90 Vermisste in nur einem Gebäude
In der Nähe der Ruine, vor der die Dayans ausharren, ist ein achtstöckiger Wohnblock ganz in sich zusammengestürzt, das Beben hat die Menschen auch hier im Schlaf überrascht. Von dem Gebäude ist nur ein Trümmerberg geblieben, es fällt schwer zu glauben, dass in dem Schutt jemand überlebt haben könnte. Dutzende Angehörige haben sich versammelt, sie berichten von mindestens 90 Vermissten. Sie sagen außerdem, das Gebäude sei nur etwas über 20 Jahre alt gewesen und habe eigentlich als erdbebensicher gegolten. Ein verheerender Trugschluss, wie sich nun herausstellt.
Zahlreiche Gebäude in Diyarbakir sind zwar nicht zusammengebrochen, aber beschädigt worden. Etliche Menschen trauen sich bei eisigen Temperaturen nicht in ihre Wohnungen zurück. Das Gemeindezentrum der Stadt ist zur Notunterkunft geworden, rund 1000 Menschen sind hier untergekommen. Helferinnen und Helfer geben Suppe aus.
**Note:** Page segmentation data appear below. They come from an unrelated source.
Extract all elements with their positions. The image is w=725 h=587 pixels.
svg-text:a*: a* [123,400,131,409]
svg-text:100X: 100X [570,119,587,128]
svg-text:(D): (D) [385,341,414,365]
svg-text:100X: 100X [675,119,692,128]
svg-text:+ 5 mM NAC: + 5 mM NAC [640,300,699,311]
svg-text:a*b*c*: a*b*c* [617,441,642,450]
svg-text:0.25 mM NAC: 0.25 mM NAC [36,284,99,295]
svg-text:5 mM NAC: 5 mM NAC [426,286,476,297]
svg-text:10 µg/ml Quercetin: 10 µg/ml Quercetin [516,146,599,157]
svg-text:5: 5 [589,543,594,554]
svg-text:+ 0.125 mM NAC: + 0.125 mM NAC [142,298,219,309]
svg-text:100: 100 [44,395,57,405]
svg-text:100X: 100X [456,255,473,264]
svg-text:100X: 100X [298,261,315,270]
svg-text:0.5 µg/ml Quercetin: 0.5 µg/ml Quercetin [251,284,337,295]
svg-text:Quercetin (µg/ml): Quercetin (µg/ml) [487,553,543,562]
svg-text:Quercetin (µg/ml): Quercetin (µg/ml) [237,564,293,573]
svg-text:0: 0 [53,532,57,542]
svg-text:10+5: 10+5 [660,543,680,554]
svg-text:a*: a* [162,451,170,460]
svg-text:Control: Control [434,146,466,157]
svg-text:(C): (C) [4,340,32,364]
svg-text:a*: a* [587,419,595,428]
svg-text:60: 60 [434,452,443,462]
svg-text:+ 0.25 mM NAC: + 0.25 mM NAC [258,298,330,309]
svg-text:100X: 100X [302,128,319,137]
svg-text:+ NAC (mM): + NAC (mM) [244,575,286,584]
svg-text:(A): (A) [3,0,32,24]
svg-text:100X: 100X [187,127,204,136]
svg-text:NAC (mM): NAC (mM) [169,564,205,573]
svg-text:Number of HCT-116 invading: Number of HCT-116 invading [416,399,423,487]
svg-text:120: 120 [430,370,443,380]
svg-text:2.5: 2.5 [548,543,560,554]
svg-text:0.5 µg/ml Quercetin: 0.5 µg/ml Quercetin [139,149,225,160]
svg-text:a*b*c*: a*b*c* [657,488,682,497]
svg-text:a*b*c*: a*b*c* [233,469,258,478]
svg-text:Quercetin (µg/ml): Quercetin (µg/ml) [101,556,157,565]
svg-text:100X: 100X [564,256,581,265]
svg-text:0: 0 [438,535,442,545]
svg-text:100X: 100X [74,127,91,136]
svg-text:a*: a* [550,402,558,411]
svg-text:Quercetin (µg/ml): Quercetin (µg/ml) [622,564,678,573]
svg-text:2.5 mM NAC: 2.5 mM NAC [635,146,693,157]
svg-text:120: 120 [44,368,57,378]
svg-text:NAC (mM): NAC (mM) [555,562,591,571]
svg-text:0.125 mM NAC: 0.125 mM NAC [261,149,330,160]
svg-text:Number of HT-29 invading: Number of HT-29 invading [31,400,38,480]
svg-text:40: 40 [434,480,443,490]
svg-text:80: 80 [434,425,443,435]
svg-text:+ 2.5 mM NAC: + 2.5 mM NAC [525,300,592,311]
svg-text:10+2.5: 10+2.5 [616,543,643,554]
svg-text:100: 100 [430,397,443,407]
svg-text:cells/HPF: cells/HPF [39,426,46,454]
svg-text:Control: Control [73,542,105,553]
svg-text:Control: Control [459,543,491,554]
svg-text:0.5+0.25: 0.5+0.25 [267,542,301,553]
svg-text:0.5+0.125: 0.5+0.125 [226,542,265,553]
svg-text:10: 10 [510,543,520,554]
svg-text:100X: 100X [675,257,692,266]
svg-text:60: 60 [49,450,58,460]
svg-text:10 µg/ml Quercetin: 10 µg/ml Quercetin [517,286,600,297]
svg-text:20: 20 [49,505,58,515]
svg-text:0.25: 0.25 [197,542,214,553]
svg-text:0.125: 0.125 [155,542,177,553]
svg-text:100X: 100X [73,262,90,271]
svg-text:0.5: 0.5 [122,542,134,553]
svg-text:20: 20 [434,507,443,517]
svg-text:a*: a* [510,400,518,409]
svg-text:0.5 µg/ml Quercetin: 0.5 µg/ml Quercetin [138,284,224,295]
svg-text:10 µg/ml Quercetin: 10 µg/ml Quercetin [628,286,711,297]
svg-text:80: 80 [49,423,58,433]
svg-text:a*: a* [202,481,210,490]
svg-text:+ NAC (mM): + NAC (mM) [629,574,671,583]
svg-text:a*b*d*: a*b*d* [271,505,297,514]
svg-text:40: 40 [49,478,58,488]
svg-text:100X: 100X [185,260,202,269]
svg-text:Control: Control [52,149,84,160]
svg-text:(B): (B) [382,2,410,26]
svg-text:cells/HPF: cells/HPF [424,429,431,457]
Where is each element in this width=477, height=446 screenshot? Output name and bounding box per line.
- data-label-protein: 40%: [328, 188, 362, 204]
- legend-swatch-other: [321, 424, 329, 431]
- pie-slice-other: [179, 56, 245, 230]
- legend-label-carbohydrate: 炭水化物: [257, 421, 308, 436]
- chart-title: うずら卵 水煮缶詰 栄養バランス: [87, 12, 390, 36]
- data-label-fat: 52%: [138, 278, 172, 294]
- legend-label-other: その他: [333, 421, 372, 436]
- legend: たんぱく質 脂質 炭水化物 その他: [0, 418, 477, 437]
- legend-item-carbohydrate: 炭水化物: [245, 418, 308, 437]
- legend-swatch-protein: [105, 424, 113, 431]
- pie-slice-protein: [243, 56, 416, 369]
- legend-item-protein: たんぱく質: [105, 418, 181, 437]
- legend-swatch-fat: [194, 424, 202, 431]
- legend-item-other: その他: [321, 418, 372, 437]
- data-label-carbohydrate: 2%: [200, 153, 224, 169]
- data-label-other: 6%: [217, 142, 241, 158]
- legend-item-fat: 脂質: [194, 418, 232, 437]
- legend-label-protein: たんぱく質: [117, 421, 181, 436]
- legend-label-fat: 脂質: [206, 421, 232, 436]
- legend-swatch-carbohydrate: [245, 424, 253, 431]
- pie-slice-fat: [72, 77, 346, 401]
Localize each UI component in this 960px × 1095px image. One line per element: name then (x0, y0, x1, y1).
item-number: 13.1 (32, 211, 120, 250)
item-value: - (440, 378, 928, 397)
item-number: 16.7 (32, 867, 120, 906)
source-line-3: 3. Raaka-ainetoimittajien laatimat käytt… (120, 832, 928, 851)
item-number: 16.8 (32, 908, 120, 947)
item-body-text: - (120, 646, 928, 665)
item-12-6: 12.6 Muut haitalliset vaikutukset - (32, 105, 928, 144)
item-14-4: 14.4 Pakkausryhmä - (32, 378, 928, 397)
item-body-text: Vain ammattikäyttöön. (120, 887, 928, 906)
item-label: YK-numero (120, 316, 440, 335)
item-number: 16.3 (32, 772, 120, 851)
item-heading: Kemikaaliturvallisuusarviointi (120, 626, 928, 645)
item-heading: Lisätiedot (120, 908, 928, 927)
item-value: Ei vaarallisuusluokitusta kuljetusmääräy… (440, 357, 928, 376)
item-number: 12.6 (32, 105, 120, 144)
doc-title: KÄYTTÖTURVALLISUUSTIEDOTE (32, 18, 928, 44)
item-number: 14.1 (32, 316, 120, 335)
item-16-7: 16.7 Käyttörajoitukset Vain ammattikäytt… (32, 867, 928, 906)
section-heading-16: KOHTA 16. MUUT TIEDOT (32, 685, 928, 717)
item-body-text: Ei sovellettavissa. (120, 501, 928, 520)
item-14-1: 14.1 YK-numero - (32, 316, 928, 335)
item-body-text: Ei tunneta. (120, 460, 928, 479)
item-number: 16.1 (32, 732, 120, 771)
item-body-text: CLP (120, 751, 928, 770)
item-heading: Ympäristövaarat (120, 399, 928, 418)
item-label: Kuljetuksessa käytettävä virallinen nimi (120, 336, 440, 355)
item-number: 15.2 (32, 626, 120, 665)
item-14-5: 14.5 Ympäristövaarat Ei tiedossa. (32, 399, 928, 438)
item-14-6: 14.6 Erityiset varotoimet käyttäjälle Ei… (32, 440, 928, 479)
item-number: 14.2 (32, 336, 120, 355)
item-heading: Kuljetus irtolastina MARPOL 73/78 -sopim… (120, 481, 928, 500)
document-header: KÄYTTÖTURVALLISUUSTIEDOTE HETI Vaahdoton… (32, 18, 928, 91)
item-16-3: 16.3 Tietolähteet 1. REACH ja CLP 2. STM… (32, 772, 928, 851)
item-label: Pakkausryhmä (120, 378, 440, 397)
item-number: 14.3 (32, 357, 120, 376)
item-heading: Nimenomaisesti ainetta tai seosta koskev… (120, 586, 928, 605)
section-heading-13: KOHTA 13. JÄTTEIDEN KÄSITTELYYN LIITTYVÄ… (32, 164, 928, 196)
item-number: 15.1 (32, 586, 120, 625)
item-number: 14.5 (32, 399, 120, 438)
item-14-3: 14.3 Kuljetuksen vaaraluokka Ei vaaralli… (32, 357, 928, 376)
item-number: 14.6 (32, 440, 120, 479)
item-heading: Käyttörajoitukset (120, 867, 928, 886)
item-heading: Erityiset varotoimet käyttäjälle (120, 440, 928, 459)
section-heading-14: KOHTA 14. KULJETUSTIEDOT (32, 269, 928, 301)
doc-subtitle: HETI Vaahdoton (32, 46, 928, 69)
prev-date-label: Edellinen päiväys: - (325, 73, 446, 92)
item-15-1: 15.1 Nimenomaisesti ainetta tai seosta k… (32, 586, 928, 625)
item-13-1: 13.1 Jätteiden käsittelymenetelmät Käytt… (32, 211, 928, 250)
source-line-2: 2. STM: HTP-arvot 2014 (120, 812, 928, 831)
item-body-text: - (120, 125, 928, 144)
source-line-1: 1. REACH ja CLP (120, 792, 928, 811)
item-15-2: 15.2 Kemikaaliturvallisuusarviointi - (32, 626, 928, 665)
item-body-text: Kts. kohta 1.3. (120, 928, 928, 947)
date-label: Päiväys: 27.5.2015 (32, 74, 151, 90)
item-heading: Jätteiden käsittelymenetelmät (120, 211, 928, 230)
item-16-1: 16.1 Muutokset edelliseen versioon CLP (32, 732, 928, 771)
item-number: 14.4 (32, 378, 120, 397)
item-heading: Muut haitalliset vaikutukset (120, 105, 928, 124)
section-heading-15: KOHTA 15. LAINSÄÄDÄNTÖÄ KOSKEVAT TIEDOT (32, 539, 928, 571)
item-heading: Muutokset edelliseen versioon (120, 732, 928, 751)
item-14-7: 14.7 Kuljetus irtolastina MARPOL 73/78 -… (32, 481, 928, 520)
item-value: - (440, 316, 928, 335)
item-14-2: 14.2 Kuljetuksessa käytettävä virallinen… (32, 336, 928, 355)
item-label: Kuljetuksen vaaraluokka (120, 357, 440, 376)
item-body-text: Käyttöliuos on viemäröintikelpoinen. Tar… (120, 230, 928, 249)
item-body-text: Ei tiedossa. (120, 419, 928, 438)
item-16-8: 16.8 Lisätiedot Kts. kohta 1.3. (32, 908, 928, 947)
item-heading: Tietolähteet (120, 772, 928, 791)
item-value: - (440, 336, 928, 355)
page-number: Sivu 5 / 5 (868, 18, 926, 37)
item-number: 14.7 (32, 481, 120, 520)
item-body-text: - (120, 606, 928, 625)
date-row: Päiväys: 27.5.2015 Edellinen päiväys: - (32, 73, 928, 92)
Nachts seien nicht nur die einzelnen Räume, sondern auch die Korridore voll mit schlafenden Menschen, sagt Tahsin Selcuk, der mit seiner Ehefrau, seinen drei Kindern und seiner Mutter hier Zuflucht gesucht hat. „Letzte Nacht war es so voll, dass manche ihren Kopf auf den Bauch von anderen Menschen legen mussten.“
Frauen und Kinder schlafen in Zelten, die Männer in einem Auto
Der 60-Jährige sagt, er habe Angst, nach Hause zu gehen. „So hat das Gebäude bei dem Beben gewackelt“, sagt Selcuk und schwenkt dabei seine Hände weit nach links und rechts. „Es ist nicht zusammengebrochen, aber fast.“ Seine 85 Jahre alte Mutter könne nicht mehr laufen. „Ich habe sie auf meinem Rücken hierhin getragen.“
Die Familie hat sich in einer Ecke auf der Bühne in dem kleinen Kinosaal des Gemeindezentrums eingerichtet. Auf einigen der roten Kinositze dösen Menschen, andere spielen auf ihren Smartphones. Immerhin gibt es hier Strom und Heizung, und inzwischen funktioniert auch das Mobilfunknetz in Diyarbakir wieder.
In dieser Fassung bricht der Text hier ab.